カリフォルニアのジンファンデル―3―アメリカンな皿に最も合う赤は?
答えは、ジンファンデル!
(2016.05.22)
日本ではカベルネほど知られていないジンファンデルだが、料理に合わせるにはもってこいの赤。果実味たっぷりでカベルネのようなタニックさはなく、タイプもさまざまで、ハンバーガーやバーベキューなどベーシックなアメリカン・キュイジーヌはもちろん、イタリアンからスタイリッシュな料理にもよい相性で、その守備範囲は広い。
ハンバーガーやピザはもちろん、洗練された料理にもいけるジンファンデル
たっぷりとした味わいでちょっとスパイシーなところもあるジンファンデルは、アメリカ人の好きな赤身の肉にとても具合よく、日ごろの食卓に上ることが多いハンバーガーや週末の定番バーベキューでは頻繁に開けられる。しっかりした飲み応えながら10~20ドル台の価格で十分愉しめるものが多いのも大きな魅力。
加えてピザやパスタといったお手軽イタリアンにもジンファンデルは欠かせない。チーズやオリーヴ・オイルはもともとワインと相性のいい食材、なのでこれらをふんだんに使ったイタリアンと合わないわけがない。実際、現地のイタリア料理店のワイン・リストにジンファンデルは必ずといっていいほど載っている。
ハンバーガーやピザにジンファンデルはもってこいだが、洗練されたアメリカン・キュジーヌにもいける。ヒールズバーグで、意識の高い大人の男女で賑わっているレストラン、シェッド。単なるレストランの範疇に収まらず、有機野菜や果実などの食材に加え、選りすぐりの調理器具(例えば日本の鍛造包丁やしゃもじなど)、さらにはガーデニング用のデカいスコップまで販売しているという、ちょっと変り種のお店。
お皿に畑が直結しているような料理が多く、サラダ以外でも野菜がふんだんに使われ、彩りも鮮やか。やさしい味わいながら、素材どうしが足し算、掛け算されよりうまみが引き出されたお皿に仕上がっている。そして、これらにジンファンデルがよく合う。グラス・ワインの赤は6種類ほどほどあるが、ピノ・ノワールやサンジョヴェーゼと並びジンファンデルもしっかりオン・リストされている。

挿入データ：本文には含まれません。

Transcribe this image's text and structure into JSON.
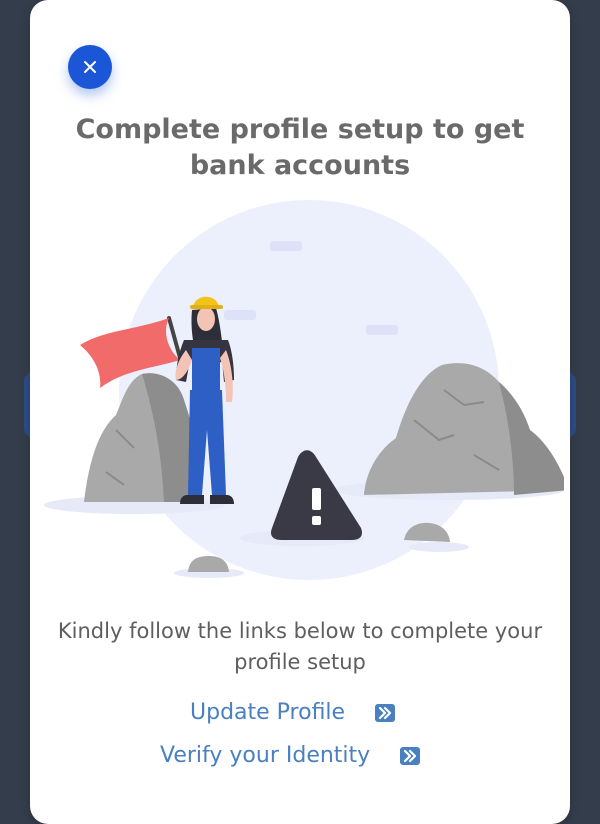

セゲシオ・ファミリー・ヴィンヤーズ Seghesio Family Vineyards Sonoma
ソノマ有数のジンファンデルのつくり手が大切にするのは、イタリア直伝の食とワイン
1895年、イタリア移民のエドアルド・セゲシオがアレクサンダー・ヴァレーに植えたぶどう樹から始まったセゲシオの歴史は2015年、120周年を迎えた。ヒールズバーグの町のすぐ西に位置するワイナリーは、4代目となるテッド・セゲシオが取り仕切る。

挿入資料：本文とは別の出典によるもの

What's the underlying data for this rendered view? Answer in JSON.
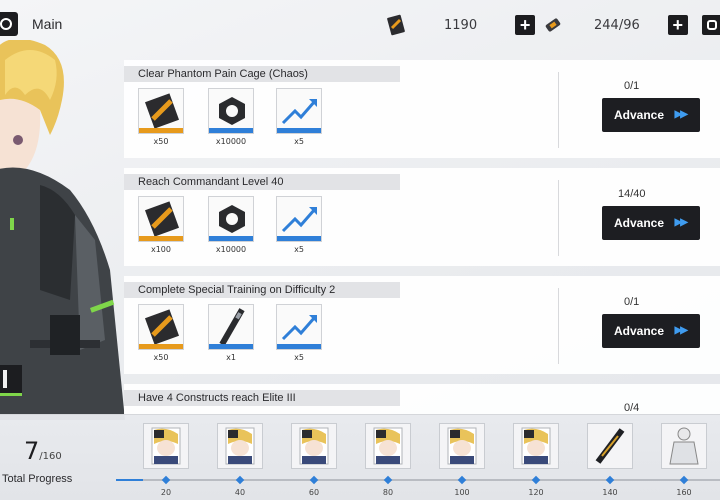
{
  "header": {
    "title": "Main",
    "currency_value": "1190",
    "stamina_value": "244/96"
  },
  "tasks": [
    {
      "title": "Clear Phantom Pain Cage (Chaos)",
      "progress": "0/1",
      "button": "Advance",
      "rewards": [
        {
          "icon": "gold-ticket-icon",
          "qty": "x50"
        },
        {
          "icon": "hex-nut-icon",
          "qty": "x10000"
        },
        {
          "icon": "supply-arrow-icon",
          "qty": "x5"
        }
      ]
    },
    {
      "title": "Reach Commandant Level 40",
      "progress": "14/40",
      "button": "Advance",
      "rewards": [
        {
          "icon": "gold-ticket-icon",
          "qty": "x100"
        },
        {
          "icon": "hex-nut-icon",
          "qty": "x10000"
        },
        {
          "icon": "supply-arrow-icon",
          "qty": "x5"
        }
      ]
    },
    {
      "title": "Complete Special Training on Difficulty 2",
      "progress": "0/1",
      "button": "Advance",
      "rewards": [
        {
          "icon": "gold-ticket-icon",
          "qty": "x50"
        },
        {
          "icon": "supply-stick-icon",
          "qty": "x1"
        },
        {
          "icon": "supply-arrow-icon",
          "qty": "x5"
        }
      ]
    },
    {
      "title": "Have 4 Constructs reach Elite III",
      "progress": "0/4"
    }
  ],
  "total": {
    "current": "7",
    "max": "/160",
    "label": "Total Progress",
    "fraction": 0.044
  },
  "milestones": [
    {
      "value": "20",
      "icon": "character-card-icon"
    },
    {
      "value": "40",
      "icon": "character-card-icon"
    },
    {
      "value": "60",
      "icon": "character-card-icon"
    },
    {
      "value": "80",
      "icon": "character-card-icon"
    },
    {
      "value": "100",
      "icon": "character-card-icon"
    },
    {
      "value": "120",
      "icon": "character-card-icon"
    },
    {
      "value": "140",
      "icon": "weapon-icon"
    },
    {
      "value": "160",
      "icon": "outfit-icon"
    }
  ],
  "colors": {
    "accent_blue": "#2f7fd8",
    "button_dark": "#1d1e22",
    "gold": "#e79a1c"
  }
}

現在はクロアチア・オリジンが証明されたジンファンデルだが、イタリアのプリミティーヴォも同種とされてきたように、彼の地とは縁が深い品種。セゲシオで産するワインは、故郷イタリアを強く意識したラインナップとなっていて、ジンファンデルとイタリア系品種を中心に3ダース以上の銘柄があるが、そのうちジンファンデルは9つを占め、多くのワイナリーがポートフォリオに載せているカベルネ・ソーヴィニヨンは単体でのリリースはしていない。
セゲシオのユニークなところは、ジンファンデルの場合、キャップの色分けで銘柄が分かるようになっていて、例えば10万ケース以上の出荷量がありワイナリーで最も売れているソノマ・ジンファンデルのキャップは紺色、フラッグシップのホーム・ランチ・ジンファンデルは緑、という具合。

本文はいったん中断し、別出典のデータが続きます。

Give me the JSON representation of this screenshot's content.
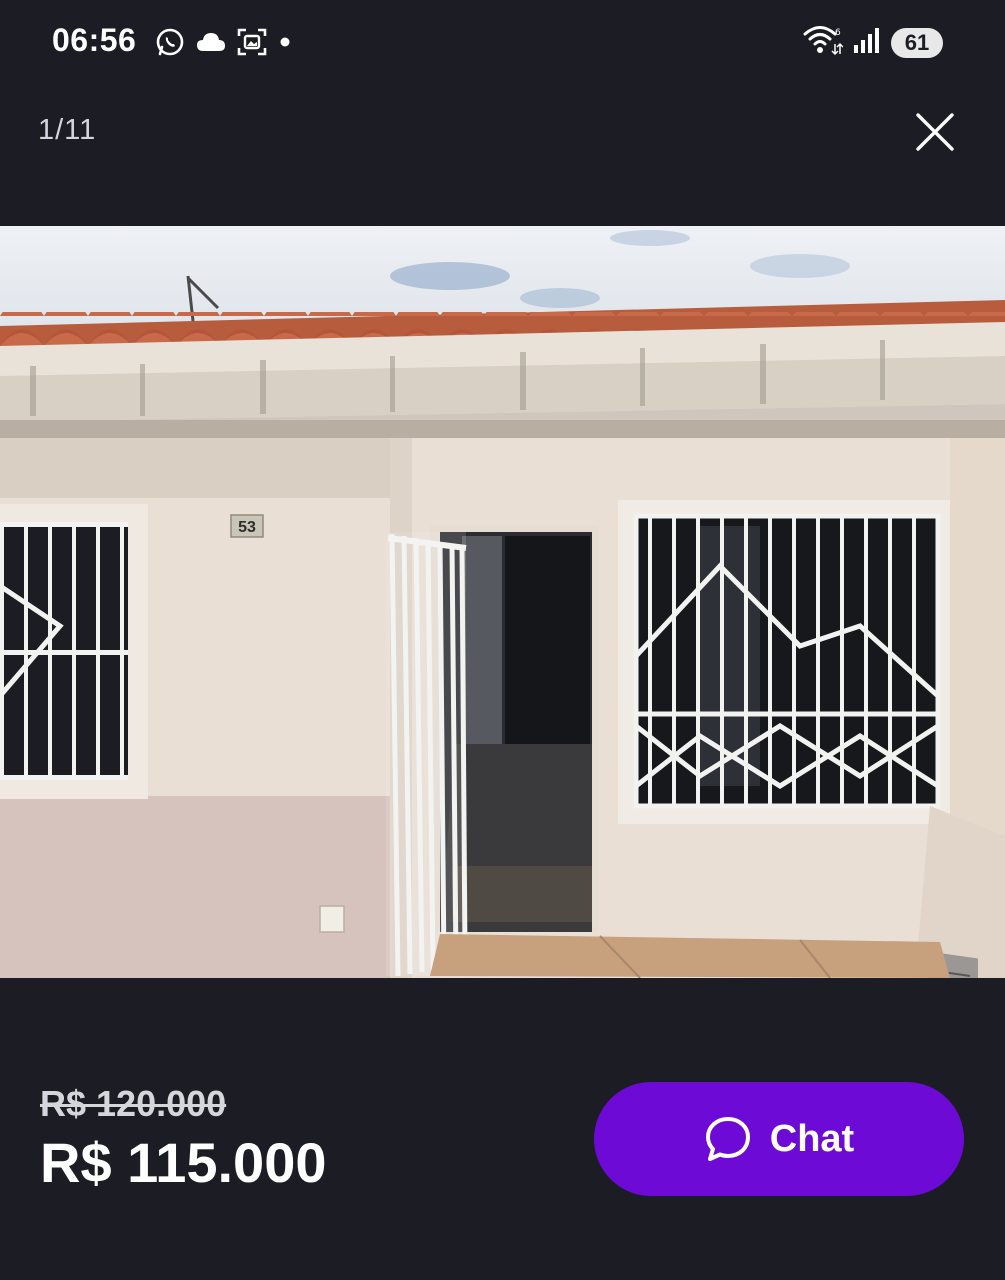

いかにもイタリア系移民の末裔らしく食を大切にするワイナリーで、専属のシェフを擁し、ワイン・クラブのメンバーの集いなどで腕を振るっている。加えてワインによく合う大小のサラミやベーコンなども自社で製造し、販売もしている。
2015年、ワイナリー内の発酵スペースを一新。タンク内の温度コントロールに用いるグリコールのパイプを張り巡らすなどより効率化を図っていて、次の120年につなげている。